Куда бы я ни взглянула, всюду виделся след Людвига — казалось, он ухитрился прикоснуться ко всему, что только было в доме, все испачкать и испортить. Вот поправлюсь — займусь переделками, даже если придется самой обдирать со стен белый шелк. В памяти бесконечно всплывало лицо баварского монарха, когда он трудился, навалившись на меня сверху. Каждая вмятинка и любой бугорок напоминали о Людвиге, и не было возможности изгнать отсюда эти воспоминания.

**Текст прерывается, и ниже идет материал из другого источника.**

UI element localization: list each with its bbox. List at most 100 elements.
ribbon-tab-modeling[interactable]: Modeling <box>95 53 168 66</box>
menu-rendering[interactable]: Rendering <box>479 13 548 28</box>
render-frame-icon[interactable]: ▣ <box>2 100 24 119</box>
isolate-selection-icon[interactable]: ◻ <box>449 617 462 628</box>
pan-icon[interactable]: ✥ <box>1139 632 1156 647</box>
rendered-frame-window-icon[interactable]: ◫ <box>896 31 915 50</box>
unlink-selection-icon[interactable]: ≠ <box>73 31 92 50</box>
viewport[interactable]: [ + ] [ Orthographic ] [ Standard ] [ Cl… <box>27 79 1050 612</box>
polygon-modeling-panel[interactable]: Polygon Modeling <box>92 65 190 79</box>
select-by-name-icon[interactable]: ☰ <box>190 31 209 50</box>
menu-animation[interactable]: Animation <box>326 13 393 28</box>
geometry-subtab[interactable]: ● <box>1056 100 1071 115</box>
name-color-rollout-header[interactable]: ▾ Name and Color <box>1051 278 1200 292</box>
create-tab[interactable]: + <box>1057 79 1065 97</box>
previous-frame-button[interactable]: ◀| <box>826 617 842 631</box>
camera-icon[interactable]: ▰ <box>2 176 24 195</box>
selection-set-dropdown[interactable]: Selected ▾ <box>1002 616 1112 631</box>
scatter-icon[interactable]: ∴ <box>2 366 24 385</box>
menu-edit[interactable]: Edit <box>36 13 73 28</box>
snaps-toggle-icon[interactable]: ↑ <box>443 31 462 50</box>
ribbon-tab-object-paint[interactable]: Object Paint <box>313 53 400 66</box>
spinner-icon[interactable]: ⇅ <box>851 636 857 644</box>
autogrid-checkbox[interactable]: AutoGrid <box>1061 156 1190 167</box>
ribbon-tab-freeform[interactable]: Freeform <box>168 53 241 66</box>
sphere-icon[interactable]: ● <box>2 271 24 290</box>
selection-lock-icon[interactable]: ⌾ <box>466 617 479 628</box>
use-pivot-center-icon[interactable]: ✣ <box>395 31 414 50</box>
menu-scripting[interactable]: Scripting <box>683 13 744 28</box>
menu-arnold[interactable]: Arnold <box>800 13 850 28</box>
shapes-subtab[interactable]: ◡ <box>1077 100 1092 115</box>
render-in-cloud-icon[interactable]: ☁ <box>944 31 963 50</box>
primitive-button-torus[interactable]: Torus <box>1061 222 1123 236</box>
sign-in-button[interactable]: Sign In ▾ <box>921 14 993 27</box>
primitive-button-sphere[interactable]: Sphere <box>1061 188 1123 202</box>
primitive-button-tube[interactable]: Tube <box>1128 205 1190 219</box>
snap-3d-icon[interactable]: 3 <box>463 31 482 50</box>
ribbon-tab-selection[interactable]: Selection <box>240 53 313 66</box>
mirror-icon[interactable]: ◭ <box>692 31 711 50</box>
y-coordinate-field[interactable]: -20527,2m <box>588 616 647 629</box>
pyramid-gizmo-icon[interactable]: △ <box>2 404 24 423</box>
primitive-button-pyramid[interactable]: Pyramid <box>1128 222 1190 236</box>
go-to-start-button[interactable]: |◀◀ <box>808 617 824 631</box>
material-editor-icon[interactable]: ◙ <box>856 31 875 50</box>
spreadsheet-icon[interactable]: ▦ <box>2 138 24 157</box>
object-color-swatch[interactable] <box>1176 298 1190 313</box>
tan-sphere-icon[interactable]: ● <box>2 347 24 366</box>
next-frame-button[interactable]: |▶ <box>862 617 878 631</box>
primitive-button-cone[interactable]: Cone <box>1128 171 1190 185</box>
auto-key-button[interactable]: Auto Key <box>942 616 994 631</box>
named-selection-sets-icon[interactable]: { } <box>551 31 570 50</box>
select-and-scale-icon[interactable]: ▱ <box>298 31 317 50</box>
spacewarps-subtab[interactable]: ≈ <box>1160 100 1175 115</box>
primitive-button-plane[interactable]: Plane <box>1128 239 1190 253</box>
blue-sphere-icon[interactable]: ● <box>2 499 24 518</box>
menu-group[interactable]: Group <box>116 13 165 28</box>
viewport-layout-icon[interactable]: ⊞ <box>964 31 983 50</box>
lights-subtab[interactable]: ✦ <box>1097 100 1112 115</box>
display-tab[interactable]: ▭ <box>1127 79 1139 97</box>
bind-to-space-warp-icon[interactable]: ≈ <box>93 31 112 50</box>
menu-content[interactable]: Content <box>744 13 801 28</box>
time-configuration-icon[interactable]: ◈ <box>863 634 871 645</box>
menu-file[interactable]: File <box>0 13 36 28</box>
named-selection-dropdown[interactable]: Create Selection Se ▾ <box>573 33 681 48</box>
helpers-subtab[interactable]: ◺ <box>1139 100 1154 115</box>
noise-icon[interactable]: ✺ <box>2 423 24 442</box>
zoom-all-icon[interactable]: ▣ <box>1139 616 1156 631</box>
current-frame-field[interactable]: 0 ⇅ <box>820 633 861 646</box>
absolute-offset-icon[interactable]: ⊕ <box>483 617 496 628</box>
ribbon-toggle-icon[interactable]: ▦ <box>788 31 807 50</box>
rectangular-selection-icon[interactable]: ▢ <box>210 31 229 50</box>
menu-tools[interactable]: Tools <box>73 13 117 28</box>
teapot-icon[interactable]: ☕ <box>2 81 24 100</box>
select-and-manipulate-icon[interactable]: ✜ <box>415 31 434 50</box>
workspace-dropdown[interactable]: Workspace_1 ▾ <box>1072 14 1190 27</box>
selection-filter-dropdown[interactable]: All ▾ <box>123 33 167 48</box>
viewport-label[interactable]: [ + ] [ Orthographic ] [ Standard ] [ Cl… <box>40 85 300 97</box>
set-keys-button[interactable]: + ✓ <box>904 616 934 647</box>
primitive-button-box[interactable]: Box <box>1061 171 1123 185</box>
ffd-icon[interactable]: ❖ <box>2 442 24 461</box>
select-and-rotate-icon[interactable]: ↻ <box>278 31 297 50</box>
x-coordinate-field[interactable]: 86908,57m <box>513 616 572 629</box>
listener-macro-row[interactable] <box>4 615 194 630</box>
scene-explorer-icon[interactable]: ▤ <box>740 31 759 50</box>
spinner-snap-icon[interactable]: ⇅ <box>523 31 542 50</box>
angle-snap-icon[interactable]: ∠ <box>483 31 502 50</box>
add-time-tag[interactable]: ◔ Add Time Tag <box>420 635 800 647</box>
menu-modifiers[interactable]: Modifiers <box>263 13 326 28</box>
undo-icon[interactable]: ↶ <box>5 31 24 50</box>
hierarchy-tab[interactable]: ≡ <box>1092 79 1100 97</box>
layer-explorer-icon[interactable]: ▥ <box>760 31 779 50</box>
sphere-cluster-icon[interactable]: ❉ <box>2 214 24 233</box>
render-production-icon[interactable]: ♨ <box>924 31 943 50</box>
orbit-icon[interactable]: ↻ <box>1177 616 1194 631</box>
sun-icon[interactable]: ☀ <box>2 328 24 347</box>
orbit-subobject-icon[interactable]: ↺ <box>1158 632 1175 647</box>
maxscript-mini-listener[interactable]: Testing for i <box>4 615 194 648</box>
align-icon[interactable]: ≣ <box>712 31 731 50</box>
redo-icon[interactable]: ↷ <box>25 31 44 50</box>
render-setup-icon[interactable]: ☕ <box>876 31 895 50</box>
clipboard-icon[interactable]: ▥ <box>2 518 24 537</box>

Да я вообще могла бы превратить свою белую целомудренную спальню в будуар шлюхи — оклеила бы стены алыми обоями, увешала бы зеркалами в позолоченных рамах. Уж точно, не было бы хуже, чем теперь. Будь он проклят, думала я; и будь проклята я сама! Каждый день я просила свою горничную Сусанну менять постельное белье, надеясь, что рано или поздно воспоминание о той ночи потускнеет.

Людвиг являлся каждое утро, однако я неизменно отказывалась его принять. Сусанна приносила начертанные королевской рукой записки, полные слов тревоги и любви, и монаршие свежайшие стихи, но я не желала их читать. Мысль, что Людвиг готов дать все, о чем я ни попрошу, лишь усиливала мое чувство безысходности. Надо уезжать из Мюнхена — вот только куда? В Лондон, Париж, Берлин? В любом из этих городов я уже побывала, в каждом случился какой-нибудь скандал. Когда-то давно я сама себе обещала, что в жизни не буду возвращаться по собственным следам, но куда же мне идти? А что, если я оказалась в ловушке и придется остаться в Мюнхене навсегда? Думая об этом, я неизменно приходила в ужас. Денег у меня сейчас было больше, чем когда-либо, однако на душе становилось все хуже и хуже.


Чуть только я пошла на поправку, Людвиг уже был тут как тут. В щенячьем восторге, он не желал расставаться со мной ни на миг. Если я не запирала дверь у него перед носом, он следовал за мной в гардеробную и даже в ванную комнату. Пытаясь удержать его на расстоянии — или хотя бы за дверью спальни, — я ссылалась на хрупкость собственного здоровья. Это не помогало; тогда я принялась толковать Людвигу о последствиях малярии, которая, несомненно, меня сильно ослабила, о страхе забеременеть, о возможных пагубных последствиях любых физических нагрузок.